1.Hat der Verkäufer Recht, sich den Schaden anzusehen?

Sie können im Rahmen eines sogenannten selbständigen Beweisverfahrens (§ 485 ZPO), die Besichtigung des Motorrads beim Prozessgericht beantragen. Nach § 485 ZPO können Sie während oder außerhalb des Streitverfahrens auf Antrag die Besichtigung oder die Begutachtung des Motorrads durch einen Sachverständigen mit erforderlicher Zustimmung des Gegners ermöglichen oder wenn dieser nicht zustimmen sollte für den Fall, dass der Verlust von Beweismitteln oder deren Benutzung erschwert wird befürchtet wird.

Für den Fall, dass wie in Ihrem Fall noch kein Rechtsstreit anhängig ist, kann eine Partei die schriftliche Begutachtung durch einen Sachverständigen beantragen, wenn sie ein rechtliches Interesse daran hat, dass die Ursache eines Sachmangels festgestellt wird, § 485 II Nr.2 ZPO.

2.Wie wirken sich 2 Jahre und 2 Monate einer vom Verkäufer nicht zu kontrollierenden Nutzung auf den Richter aus?

Sicherlich wird der Richter auch die Tatsache, dass der Käufer das Motorrad zwei Jahren nutzte mit in seine Überlegungen einbeziehen. Jedoch denke ich nicht, dass der Richter diese Tatsache isoliert ohne weitere Umstände/Tatsachen verwerten wird.

Grundsätzlich sehe ich aber den Rücktritt des Käufers im vorliegenden insofern als fraglich an, als eine Schramme, wie Sie sie beschrieben haben, meines Erachtens gem. §§ 433, 434, 437, 323 Abs.5 BGB möglicherweise (es kommt auf die konkreten Umstände an) als nicht erheblich zu beurteilen sein wird.
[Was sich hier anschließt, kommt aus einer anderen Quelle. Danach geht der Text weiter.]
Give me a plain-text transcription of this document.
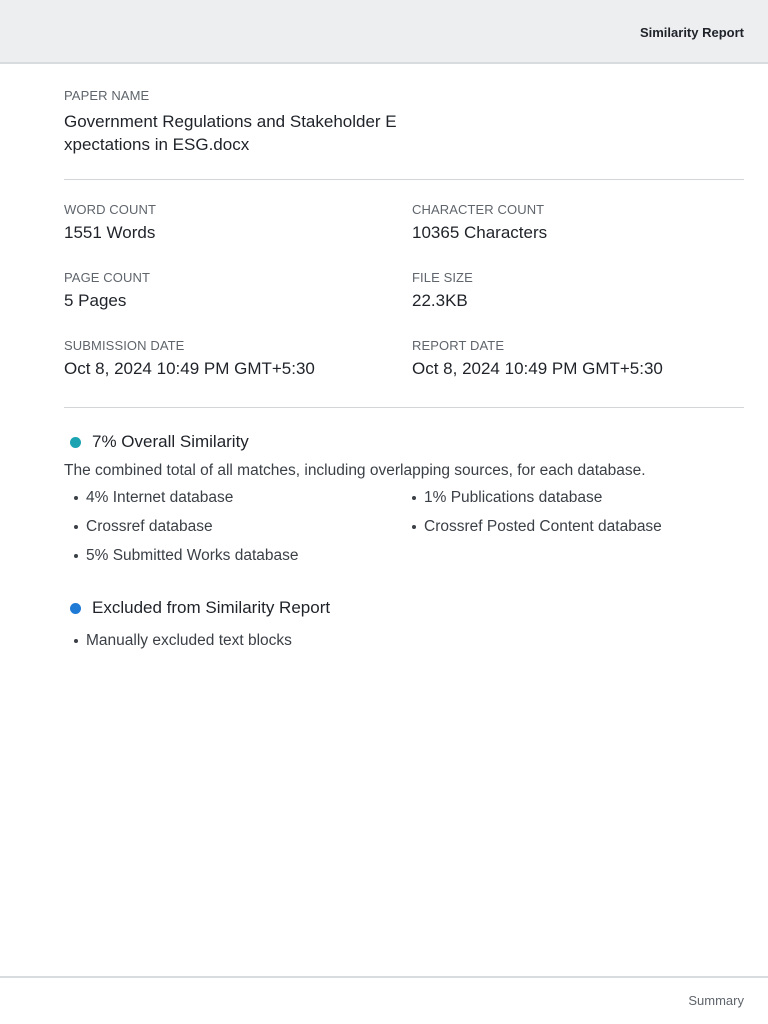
Similarity Report
PAPER NAME
Government Regulations and Stakeholder Expectations in ESG.docx
WORD COUNT
1551 Words
CHARACTER COUNT
10365 Characters
PAGE COUNT
5 Pages
FILE SIZE
22.3KB
SUBMISSION DATE
Oct 8, 2024 10:49 PM GMT+5:30
REPORT DATE
Oct 8, 2024 10:49 PM GMT+5:30
7% Overall Similarity
The combined total of all matches, including overlapping sources, for each database.
4% Internet database	1% Publications database
Crossref database	Crossref Posted Content database
5% Submitted Works database
Excluded from Similarity Report
Manually excluded text blocks
Summary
Nach § 323 Abs. 5 BGB kann der Käufer nicht zurücktreten, wenn die Pflichtverletzung -hier der Mangel- nicht erheblich ist.

Zudem hätte er Ihnen nach den Grundsatz des Vorrangs der Nacherfüllung zunächst eine Fristsetzung zur Nacherfüllung nach § 439 BGB setzen müssen. Erst im Falle des Fehlschlags des Nachbesserungsverlangens kann der Käufer zurücktreten. Wie gesagt scheidet aber der Rücktritt möglicherweise wegen fehlender Erheblichkeit der Schramme, wobei es bei der Beurteilung der Erheblichkeit der Schramme auf die konkreten Umstände ankommt. Angesichts der Tatsache, dass der Käufer diese Schramme erst nach zwei Jahren entdeckte spricht dafür, dass diese völlig unerheblich sein dürfte.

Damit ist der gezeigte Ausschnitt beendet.